WPS Pixie Dust Attack - Hacking a Wi-Fi network in 5 minutes. Vulnerability description

Vulnerability is not new, but due to the lack of materials in the "RU" segment - I decided to write this article.


At the end of 2014, computer security specialist Dominique Bongard discovered a vulnerability in WPS that allowed hacking a Wi-Fi router in a few minutes.

The problem was in generating random numbers ( E-S1 and E-S2 ) on many routers. If we recognize these numbers, we can easily recognize the WPS pin, since it is they that are used in the cryptographic function to protect against brute-force upon receiving a WPS pin.
The router gives a hash generated using a WPS pin and data (E-S1 and E-S2) numbers to prove that he also knows it (this is done to protect against connecting to the fake point, which could just accept your password and listen to traffic).
E-S1 and E-S2 are used in the generation of E-Hash1, E-Hash2 , which in turn will be received from the router in message M3 .

WPS protocol

Important here are: M1, M2, M3 .
Message M1 - the router sends to the client N1 , Description, PKE .
Message M2 - the client sends the router N1, N2, PKR, Auth .
Auth - a hash from the first and second messages.

And the most important message M3 - the router sends to the client E-Hash1, E-Hash2 .

E-Hash1 = HMAC-SHA-256(authkey) (E-S1 | PSK1 | PKE | PKR)
E-Hash2 = HMAC-SHA-256(authkey) (E-S2 | PSK2 | PKE | PKR)


Where PSK1 is the first 4 digits of the WPS pin , PSK2 is the other 4 digits.
E-S1 and E-S2 - must be random 128-bit numbers.
PKE - router's public key.
PKR - client's public key.
From this it turns out that the unknowns are (still) E-S1 and E-S2, PSK1 and PSK2.

M4 - the client sends R-Hash1, R-Hash2 to confirm that he also knows the WPS pin.
If everything is ok, the router will give the client a passphrase for accessing the network associated with the current WPS pin.
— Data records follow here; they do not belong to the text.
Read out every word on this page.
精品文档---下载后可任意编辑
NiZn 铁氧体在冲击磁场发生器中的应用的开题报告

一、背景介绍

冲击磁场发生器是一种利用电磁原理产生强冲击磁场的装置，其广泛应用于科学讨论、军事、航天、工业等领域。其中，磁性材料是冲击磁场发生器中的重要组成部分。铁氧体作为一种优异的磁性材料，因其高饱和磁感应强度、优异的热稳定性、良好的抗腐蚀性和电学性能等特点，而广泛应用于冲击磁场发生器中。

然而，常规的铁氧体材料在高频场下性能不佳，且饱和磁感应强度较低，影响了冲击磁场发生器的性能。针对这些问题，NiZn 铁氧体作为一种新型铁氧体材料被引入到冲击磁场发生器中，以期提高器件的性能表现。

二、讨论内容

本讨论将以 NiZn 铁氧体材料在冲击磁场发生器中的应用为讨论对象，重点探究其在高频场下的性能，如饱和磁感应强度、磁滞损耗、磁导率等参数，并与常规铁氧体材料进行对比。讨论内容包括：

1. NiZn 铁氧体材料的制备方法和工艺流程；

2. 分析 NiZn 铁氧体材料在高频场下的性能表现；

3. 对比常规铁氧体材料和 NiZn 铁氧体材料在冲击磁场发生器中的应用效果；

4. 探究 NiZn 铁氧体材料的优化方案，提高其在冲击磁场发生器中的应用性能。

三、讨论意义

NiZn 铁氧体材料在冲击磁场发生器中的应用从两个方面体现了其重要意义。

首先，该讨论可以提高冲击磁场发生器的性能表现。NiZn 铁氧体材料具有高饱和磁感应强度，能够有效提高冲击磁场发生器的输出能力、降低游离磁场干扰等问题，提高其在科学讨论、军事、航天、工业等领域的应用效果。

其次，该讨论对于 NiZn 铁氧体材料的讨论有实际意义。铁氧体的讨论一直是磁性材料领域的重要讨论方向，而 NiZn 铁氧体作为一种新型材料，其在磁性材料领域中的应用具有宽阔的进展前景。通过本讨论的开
This is done on the basis that the WPS pin should not be permanent, and if it is changed, the client must receive the password again.

E-S1 and E-S2 generation on our routers:

In Broadcom / eCos , these 2 numbers are generated immediately after generating N1 (public key) by the same function. Obtaining E-S1 and E-S2 is reduced to the brute force of the function state based on N1 and the resulting E-S1 and E-S2.

Function code:

 #if (defined(__ECOS) || defined(TARGETOS_nucleus)) void generic_random(uint8 * random, int len) { int tlen = len; while (tlen--) { *random = (uint8)rand(); *random++; } return; } #endif 

Source - github.com/RMerl/asuswrt-merlin/blob/master/release/src-rt/bcmcrypto/random.c

In “ Realtek ”, the function uses the UNIX timestamp to generate such numbers.
Similar to Broadcom, the N1 and E-S1,2 generates one function.
And if the entire exchange takes place at the same second, E-S1 = E-S2 = N1 .
If within a few seconds - a brute force state based on N1.
Source - github.com/skristiansson/uClibc-or1k/blob/master/libc/stdlib/random_r.c

In “ Ralink ”, E-S1 and E-S2 are never generated. They are always 0.
E-S1 = E-S2 = 0

In “ MediaTek ” and “ Celeno ” the same picture:
E-S1 = E-S2 = 0

Conclusion

Suppose we already know PKE, PKR, Authkey, E-Hash1 and E-Hash2 - all of this data we received as a result of communication with the router (see Above M1, M2, M3). E-S1 and E-S2 twisted or we know that he = 0.
The case is left for small - we send all the data to the hash function and compare each new pin with (E-Hash1 and E-Hash2). As a result, in a few minutes we will get a WPS pin and, in fact, access to the network.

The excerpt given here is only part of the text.